Labeling dalam Penjurusan


Selain masalah yang dirasakan Alif, penjurusan di sekolah juga menimbulkan labeling dan generalisasi kepada siswa yang belajar di jurusan tertentu. Labeling adalah proses pemberian identitas pada individu atau kelompok yang diletakkan akibat penilaian orang terhadapnya. Seperti siswa yang mengambil jurusan IPA dianggap sebagai siswa yang pintar, sedangkan siswa yang belajar di jurusan IPS adalah siswa yang nakal dan tidak mudah diatur. Biasanya, sekolah atau madrasah akan membagi jurusan kepada IPA, IPS, Bahasa dan Keagamaan.


Istilah labeling pertama kali dikenalkan oleh Edwin Lemert dalam bukunya Social Pathology (1951). Lemert menjelaskan, semakin seorang pelaku kejahatan dicemooh dengan berbagai cacian dan umpatan, maka ia akan semakin memperkuat tindakannya.

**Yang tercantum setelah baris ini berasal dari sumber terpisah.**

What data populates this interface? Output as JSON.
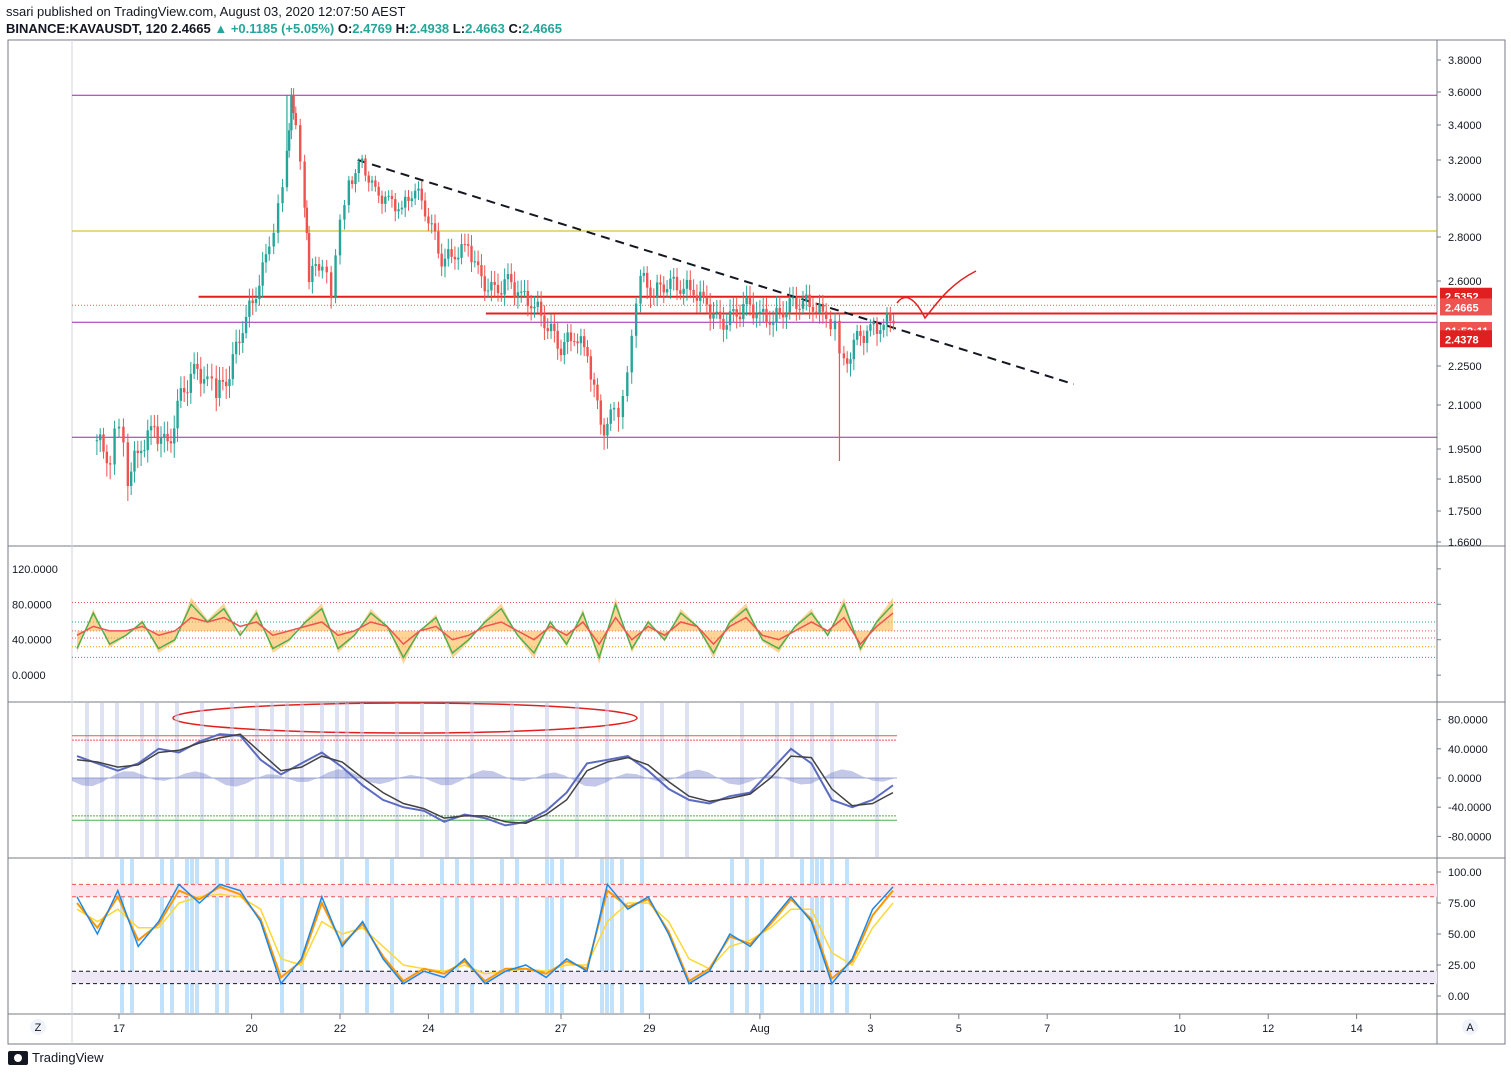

Pendapat Lemert diperkuat oleh Howard Becker, dengan bukunya Outsider: Studies in the Sociology of Deviance (1963). Howard berpendapat, penilaian seseorang melalui labeling dapat mempengaruhi sisi psikologis seperti perilaku, motivasi dan dorongan. Seperti contoh, adanya anggapan dari masyarakat bahwa sangat disayangkan jika seorang siswa yang pintar dan cerdas, tetapi mengambil jurusan IPS atau Bahasa, daripada jurusan IPA. Labeling tersebut bisa berpengaruh terhadap aspek psikologis pada siswa tersebut dan memicu timbulnya masalah yang lain. Jika seseorang selalu dianggap bodoh, nakal, tidak bisa diatur, dia akan berusaha menunjukkan sifa-sifat tersebut, meskipun pada awalnya dia tidak seperti itu.


Apalagi jika yang melakukan labeling adalah seorang guru terhadap peserta didiknya, dengan memberikan perdikat tertentu kepada jurusan tertentu. Seperti contoh, guru yang menganggap siswa jurusan IPA pintar-pintar dan lebih mudah diatur dibanding dengan jurusan lainnya, sehingga menuntut jurusan lain seperti siswa di jurusan IPA.

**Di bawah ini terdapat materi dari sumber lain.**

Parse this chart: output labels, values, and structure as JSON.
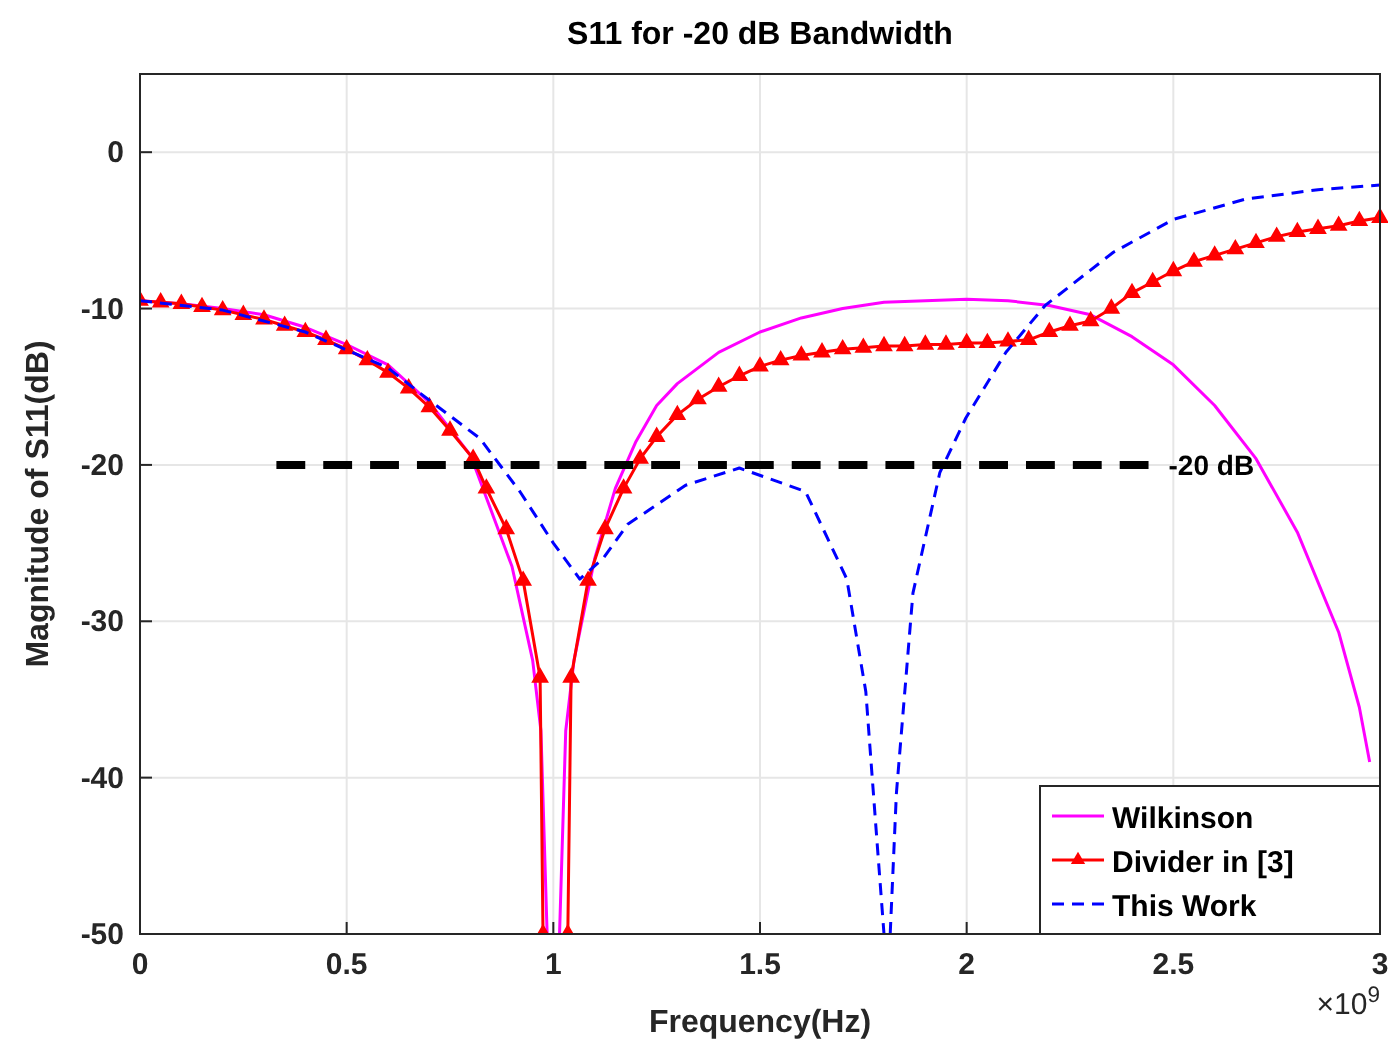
{
  "chart_data": {
    "type": "line",
    "title": "S11 for -20 dB Bandwidth",
    "xlabel": "Frequency(Hz)",
    "ylabel": "Magnitude of S11(dB)",
    "xlim": [
      0,
      3
    ],
    "xticks": [
      0,
      0.5,
      1,
      1.5,
      2,
      2.5,
      3
    ],
    "ylim": [
      -50,
      5
    ],
    "yticks": [
      -50,
      -40,
      -30,
      -20,
      -10,
      0
    ],
    "grid": true,
    "legend": "bottom right",
    "annotations": [
      "-20 dB",
      "×10$^{9}$"
    ],
    "series": [
      {
        "name": "Wilkinson",
        "color": "#ff00ff",
        "line_style": "solid",
        "marker": "none",
        "x": [
          0,
          0.1,
          0.2,
          0.3,
          0.4,
          0.5,
          0.6,
          0.7,
          0.8,
          0.9,
          0.95,
          0.97,
          0.985,
          1.0,
          1.015,
          1.03,
          1.05,
          1.1,
          1.15,
          1.2,
          1.25,
          1.3,
          1.4,
          1.5,
          1.6,
          1.7,
          1.8,
          1.9,
          2.0,
          2.1,
          2.2,
          2.3,
          2.4,
          2.5,
          2.6,
          2.7,
          2.8,
          2.9,
          2.95,
          2.975
        ],
        "values": [
          -9.5,
          -9.7,
          -10.0,
          -10.4,
          -11.2,
          -12.3,
          -13.6,
          -16.0,
          -19.4,
          -26.5,
          -32.5,
          -37,
          -50,
          null,
          -50,
          -37,
          -32.5,
          -26,
          -21.5,
          -18.5,
          -16.2,
          -14.8,
          -12.8,
          -11.5,
          -10.6,
          -10.0,
          -9.6,
          -9.5,
          -9.4,
          -9.5,
          -9.8,
          -10.4,
          -11.8,
          -13.6,
          -16.2,
          -19.6,
          -24.3,
          -30.7,
          -35.5,
          -39
        ]
      },
      {
        "name": "Divider in [3]",
        "color": "#ff0000",
        "line_style": "solid",
        "marker": "triangle",
        "x": [
          0,
          0.05,
          0.1,
          0.15,
          0.2,
          0.25,
          0.3,
          0.35,
          0.4,
          0.45,
          0.5,
          0.55,
          0.6,
          0.65,
          0.7,
          0.75,
          0.806,
          0.838,
          0.886,
          0.927,
          0.968,
          0.975,
          1.0,
          1.035,
          1.043,
          1.084,
          1.125,
          1.17,
          1.21,
          1.25,
          1.3,
          1.35,
          1.4,
          1.45,
          1.5,
          1.55,
          1.6,
          1.65,
          1.7,
          1.75,
          1.8,
          1.85,
          1.9,
          1.95,
          2.0,
          2.05,
          2.1,
          2.15,
          2.2,
          2.25,
          2.3,
          2.35,
          2.4,
          2.45,
          2.5,
          2.55,
          2.6,
          2.65,
          2.7,
          2.75,
          2.8,
          2.85,
          2.9,
          2.95,
          3.0
        ],
        "values": [
          -9.5,
          -9.6,
          -9.7,
          -9.9,
          -10.1,
          -10.4,
          -10.7,
          -11.1,
          -11.5,
          -12.0,
          -12.6,
          -13.3,
          -14.1,
          -15.1,
          -16.3,
          -17.8,
          -19.6,
          -21.5,
          -24.1,
          -27.4,
          -33.6,
          -50,
          null,
          -50,
          -33.6,
          -27.4,
          -24.1,
          -21.5,
          -19.6,
          -18.2,
          -16.8,
          -15.8,
          -15.0,
          -14.3,
          -13.7,
          -13.3,
          -13.0,
          -12.8,
          -12.6,
          -12.5,
          -12.4,
          -12.4,
          -12.3,
          -12.3,
          -12.2,
          -12.2,
          -12.1,
          -12.0,
          -11.5,
          -11.1,
          -10.8,
          -10.0,
          -9.0,
          -8.3,
          -7.6,
          -7.0,
          -6.6,
          -6.2,
          -5.8,
          -5.4,
          -5.1,
          -4.9,
          -4.7,
          -4.4,
          -4.2
        ]
      },
      {
        "name": "This Work",
        "color": "#0000ff",
        "line_style": "dashed",
        "marker": "none",
        "x": [
          0,
          0.2,
          0.4,
          0.6,
          0.677,
          0.822,
          0.919,
          1.0,
          1.064,
          1.12,
          1.18,
          1.32,
          1.45,
          1.61,
          1.71,
          1.756,
          1.78,
          1.8,
          1.808,
          1.815,
          1.83,
          1.87,
          1.935,
          1.998,
          2.095,
          2.19,
          2.355,
          2.5,
          2.675,
          2.85,
          3.0
        ],
        "values": [
          -9.5,
          -10.1,
          -11.5,
          -13.8,
          -15.4,
          -18.3,
          -21.7,
          -25,
          -27.3,
          -26,
          -23.8,
          -21.3,
          -20.2,
          -21.7,
          -27.3,
          -34.5,
          -43,
          -50,
          null,
          -50,
          -41,
          -28.2,
          -20.5,
          -17,
          -12.8,
          -9.8,
          -6.4,
          -4.3,
          -3,
          -2.4,
          -2.1
        ]
      },
      {
        "color": "#000000",
        "line_style": "dashed",
        "marker": "none",
        "x": [
          0.33,
          2.44
        ],
        "values": [
          -20,
          -20
        ]
      }
    ]
  }
}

Penelitian yang dilakukan Diana Nurhavina bisa memberikan gambaran tersebut. Diana melakukan penelitian tentang ‘Labeling siswa SMA Negeri Jurusan Bahasa di Kota Surabaya’ (Jurnal Biokultur Vol. 11, 2022 hlm. 15-27). Dalam penelitian tersebut dijelaskan bahwa pemberian label berpengaruh dan mampu mengubah perilaku seseorang. Label yang diberikan menggambarkan adanya kelompok dominan (pemberi label) dan kelompok kurang dominan (yang diberi label). Kelompok kurang dominan akan mendapatkan banyak pandangan negatif berdasarkan gambaran kelompok, bukan kemampuan individu masing-masing (generalisasi). Dalam penelitian Diana, kelompok dominan adalah guru, dan siswa jurusan IPA dan IPS, sedangkan kelompok kurang dominan adalah siswa jurusan Bahasa.

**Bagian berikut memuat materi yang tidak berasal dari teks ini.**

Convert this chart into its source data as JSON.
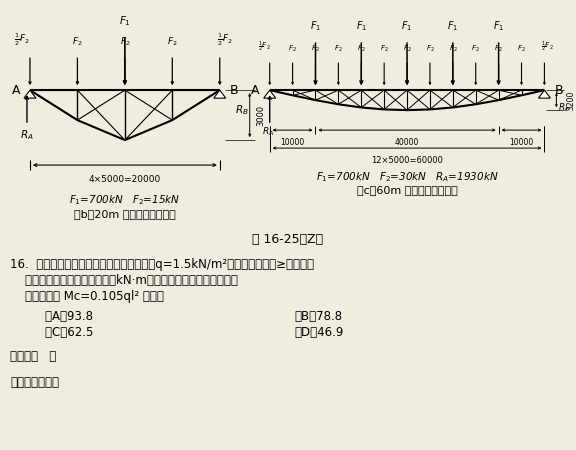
{
  "background_color": "#f0ece0",
  "fig_width": 5.76,
  "fig_height": 4.5,
  "dpi": 100,
  "title": "图 16-25（Z）",
  "b_formula": "$F_1$=700kN   $F_2$=15kN",
  "c_formula": "$F_1$=700kN   $F_2$=30kN   $R_A$=1930kN",
  "diagram_b_label": "（b）20m 跨度托架计算简图",
  "diagram_c_label": "（c）60m 跨度托架计算简图",
  "q16_line1": "16.  屋面均布荷载设计值（包括檩条自重）q=1.5kN/m²。试问，多跨（≥五跨）连",
  "q16_line2": "    续檩条支座最大弯矩设计值（kN·m）与下列何项数值最为接近？",
  "q16_line3": "    提示：可按 Mc=0.105ql² 计算。",
  "optA": "    （A）93.8",
  "optB": "（B）78.8",
  "optC": "    （C）62.5",
  "optD": "（D）46.9",
  "ans": "答案：（   ）",
  "main": "主要作答过程："
}
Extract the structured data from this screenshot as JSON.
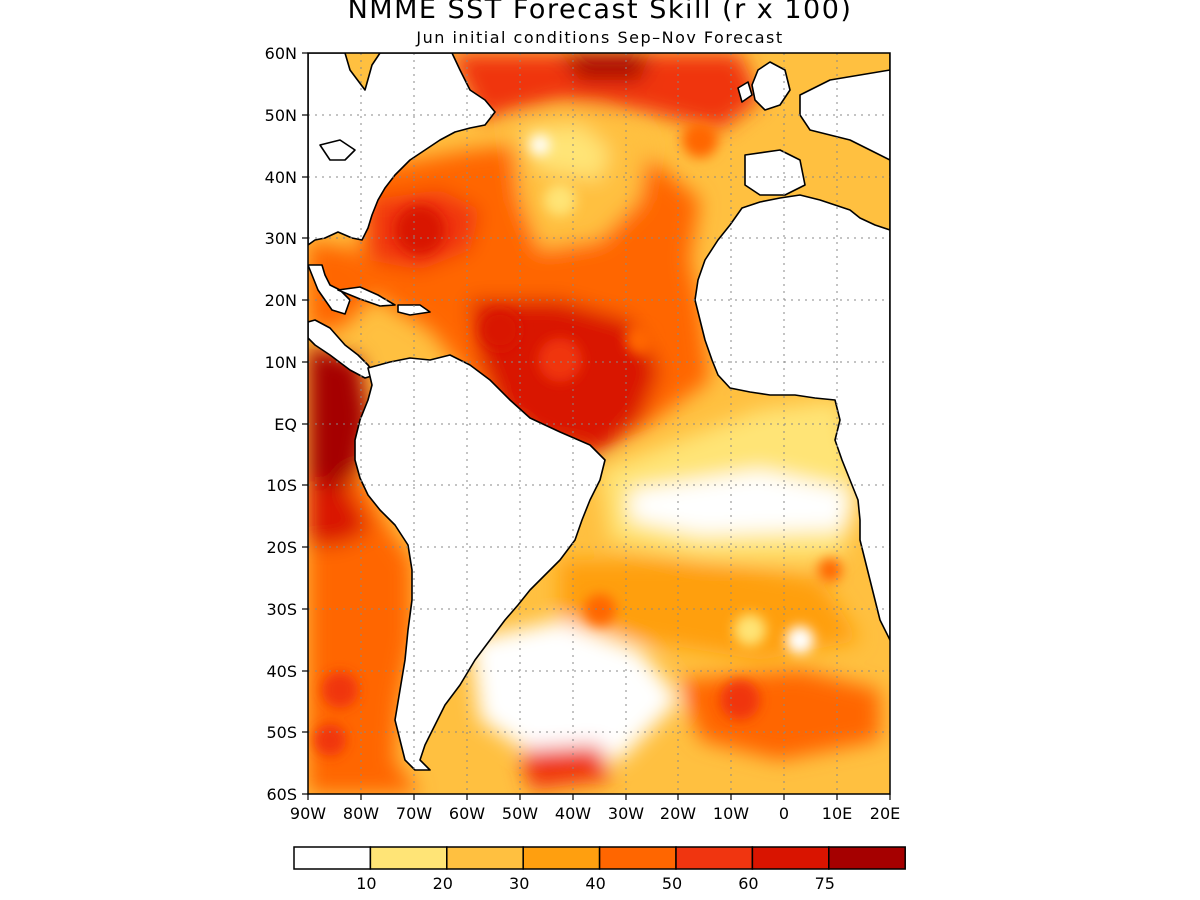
{
  "title": "NMME SST Forecast Skill (r x 100)",
  "subtitle": "Jun initial conditions  Sep–Nov Forecast",
  "lat_labels": [
    "60N",
    "50N",
    "40N",
    "30N",
    "20N",
    "10N",
    "EQ",
    "10S",
    "20S",
    "30S",
    "40S",
    "50S",
    "60S"
  ],
  "lon_labels": [
    "90W",
    "80W",
    "70W",
    "60W",
    "50W",
    "40W",
    "30W",
    "20W",
    "10W",
    "0",
    "10E",
    "20E"
  ],
  "colorbar": {
    "colors": [
      "#ffffff",
      "#ffe476",
      "#ffc040",
      "#ff9f0f",
      "#ff6600",
      "#f03510",
      "#d91400",
      "#a50000"
    ],
    "labels": [
      "10",
      "20",
      "30",
      "40",
      "50",
      "60",
      "75"
    ]
  },
  "map_extent": {
    "lon": [
      -90,
      20
    ],
    "lat": [
      -60,
      60
    ]
  },
  "skill_fields": [
    {
      "region": "north-atlantic-subtropics",
      "lon": [
        -65,
        -20
      ],
      "lat": [
        20,
        35
      ],
      "value": 50
    },
    {
      "region": "eastern-pacific-equatorial",
      "lon": [
        -90,
        -80
      ],
      "lat": [
        -10,
        10
      ],
      "value": 80
    },
    {
      "region": "tropical-atlantic",
      "lon": [
        -40,
        -25
      ],
      "lat": [
        -5,
        15
      ],
      "value": 60
    },
    {
      "region": "southeast-atlantic",
      "lon": [
        -20,
        10
      ],
      "lat": [
        -20,
        -10
      ],
      "value": 5
    }
  ]
}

Beberapa label yang disematkan kepada siswa jurusan Bahasa yang diungkap dalam penelitian Diana adalah slow learnes, malas, dan nakal. Awalnya guru hanya memberikan teguran melalui perbandingan sebagai bentuk motivasi kepada siswa jurusan Bahasa. Siswa memahami teguran tersebut dan berusaha untuk tidak melakukannya lagi. Akan tetapi, tanpa sadar sikap malas, nakal dan slow learnes tersebut dilakukan berulang oleh siswa hingga membuat guru merasa resah. Kemudian guru mulai melihat adanya banyak perbedaan pada jurusan Bahasa dibanding jurusan lainnya dan membuat guru mulai sering membanding-bandingkan jurusan Bahasa dengan jurusan lain secara berulang dan kontinyu.


Proses berulang ini akhirnya menimbulkan penyimpangan sekunder, di mana siswa mulai resah dengan adanya sanksi sosial yang diberikan guru melalui tindakan perbandingan. Meskipun siswa telah melakukan perlawanan, dengan menunjukkan sikap yang positif, akan tetapi tidak memberikan perubahan pandangan pada guru. Terdapat beberapa respon siswa jurusan Bahasa terhadap labeling yang dilakukan guru. Ada siswa yang merasa pasrah dengan labeling tersebut dan menunjukkan perilaku pasif. Ada juga siswa yang awalnya merasa tidak sesuai dengan perilaku tersebut akhirnya memilih berperilaku sesuai label yang diberikan. Apapun respon siswa terhadap labeling, yang jelas akan membuat siswa jurusan Bahasa merasa lebih inferior dari pada siswa jurusan lain. Lama kelamaan siswa memilih pasif dan tanpa sadar menjadi sesuai label tersebut. Perilaku ini menurut Lamert merupakan subkultur baru yang dihasikan jurusan Bahasa akibat mengalami perasaan yang senasib yaitu diberi label. Sehingga siswa jurusan Bahasa merasa bahwa identitas dirinya sesuai dengan label negatif.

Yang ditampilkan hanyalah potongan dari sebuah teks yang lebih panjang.